Multiscale experimental-numerical investigation of CO2 transport and phase evolution in carbonate reservoirs

Abstract

Geochemical intensifications coupled with multiphase seepage in highly heterogeneous porous media are the main factors for CO₂ transport and phase evolution in carbonate reservoirs. This study establishes a mechanistic model incorporating geochemical reactions and fracture-cavern media to examine how these factors influence CO₂ transport and phase evolution. Intensified chemical reactions in carbonate reservoir promote CO₂ dissolution in aqueous and particularly in oil phases, contributing to enhanced oil recovery to some extent. Fractures parallel to the connection line between injection and production wells serve as high-permeability channels along which fluids preferentially flow, reducing the sweep efficiency of CO₂. In contrast, the vertical fracture is beneficial to lateral fluid flow.
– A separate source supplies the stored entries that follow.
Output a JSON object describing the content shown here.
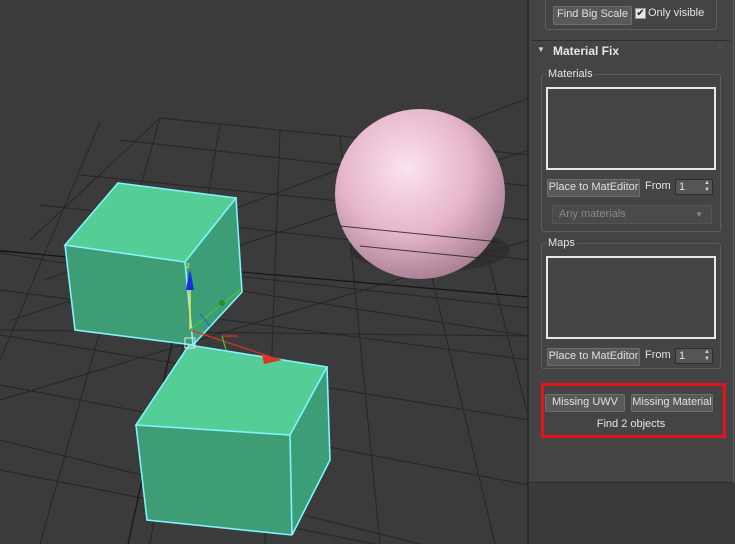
{
  "rollout_top": {
    "find_big_scale_label": "Find Big Scale",
    "only_visible_label": "Only visible",
    "only_visible_checked": true
  },
  "material_fix": {
    "title": "Material Fix",
    "collapse_icon": "triangle-down-icon",
    "drag_handle_icon": "grip-dots-icon",
    "materials": {
      "group_label": "Materials",
      "place_button": "Place to MatEditor",
      "from_label": "From",
      "from_value": "1",
      "dropdown_value": "Any materials"
    },
    "maps": {
      "group_label": "Maps",
      "place_button": "Place to MatEditor",
      "from_label": "From",
      "from_value": "1"
    },
    "missing_uwv_button": "Missing UWV",
    "missing_material_button": "Missing Material",
    "status_text": "Find 2 objects"
  },
  "colors": {
    "panel_bg": "#444444",
    "viewport_bg": "#3b3b3b",
    "highlight": "#e3141b",
    "box_face": "#52c794",
    "box_selection": "#7ff4ff",
    "sphere": "#e8b9cf"
  }
}
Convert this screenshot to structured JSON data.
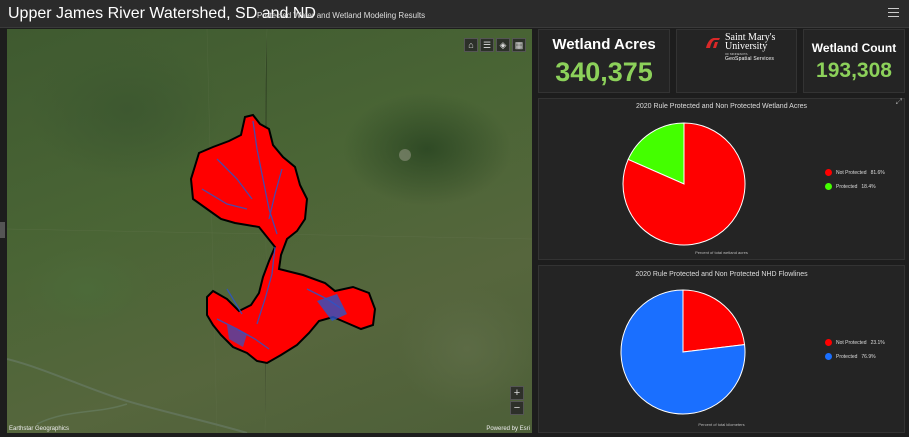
{
  "header": {
    "title": "Upper James River Watershed, SD and ND",
    "subtitle": "Protected Water and Wetland Modeling Results"
  },
  "map": {
    "attribution_left": "Earthstar Geographics",
    "attribution_right": "Powered by Esri",
    "tools": [
      "home-icon",
      "list-icon",
      "layers-icon",
      "grid-icon"
    ],
    "zoom_in": "+",
    "zoom_out": "−"
  },
  "kpi_acres": {
    "label": "Wetland Acres",
    "value": "340,375"
  },
  "kpi_count": {
    "label": "Wetland Count",
    "value": "193,308"
  },
  "logo": {
    "line1": "Saint Mary's",
    "line2": "University",
    "line3": "OF MINNESOTA",
    "line4": "GeoSpatial Services"
  },
  "colors": {
    "accent_green": "#8cd15a",
    "not_protected": "#ff0000",
    "protected_green": "#44ff00",
    "protected_blue": "#1a6fff"
  },
  "chart_data": [
    {
      "type": "pie",
      "title": "2020 Rule Protected and Non Protected Wetland Acres",
      "footnote": "Percent of total wetland acres",
      "slices": [
        {
          "label": "Not Protected",
          "value": 81.6,
          "display": "81.6%",
          "color": "#ff0000"
        },
        {
          "label": "Protected",
          "value": 18.4,
          "display": "18.4%",
          "color": "#44ff00"
        }
      ],
      "legend_position": "right"
    },
    {
      "type": "pie",
      "title": "2020 Rule Protected and Non Protected NHD Flowlines",
      "footnote": "Percent of total kilometers",
      "slices": [
        {
          "label": "Not Protected",
          "value": 23.1,
          "display": "23.1%",
          "color": "#ff0000"
        },
        {
          "label": "Protected",
          "value": 76.9,
          "display": "76.9%",
          "color": "#1a6fff"
        }
      ],
      "legend_position": "right"
    }
  ]
}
High-velocity fluid and high reactive specific surface area in fractures induce more prominently geochemical reactions. However, mineral chemical reactions occur on the fracture surfaces, resulting in a fracture plugging effect during the CO₂ sequestration phase. Mineral precipitation forms a physical barrier on the fracture surfaces, leading to hindered fluid migration and restricted reaction areas. For the fracture-cavern media, timely repositioning of CO₂ injection wells can significantly enhance oil recovery efficiency. Injection rate is a key synergistic parameter for storage and recovery in fracture-cavern carbonate reservoir. Dolomitization (CaMg(CO₃)₂) is the primary mechanism facilitating mineralization in carbonate reservoirs, which not only enhances permeability but also enables greater CO₂ mineralization compared to calcite (CaCO₃) precipitation. These findings demonstrate the potential of geochemical intensification to enhance CO₂ storage and utilization efficiency.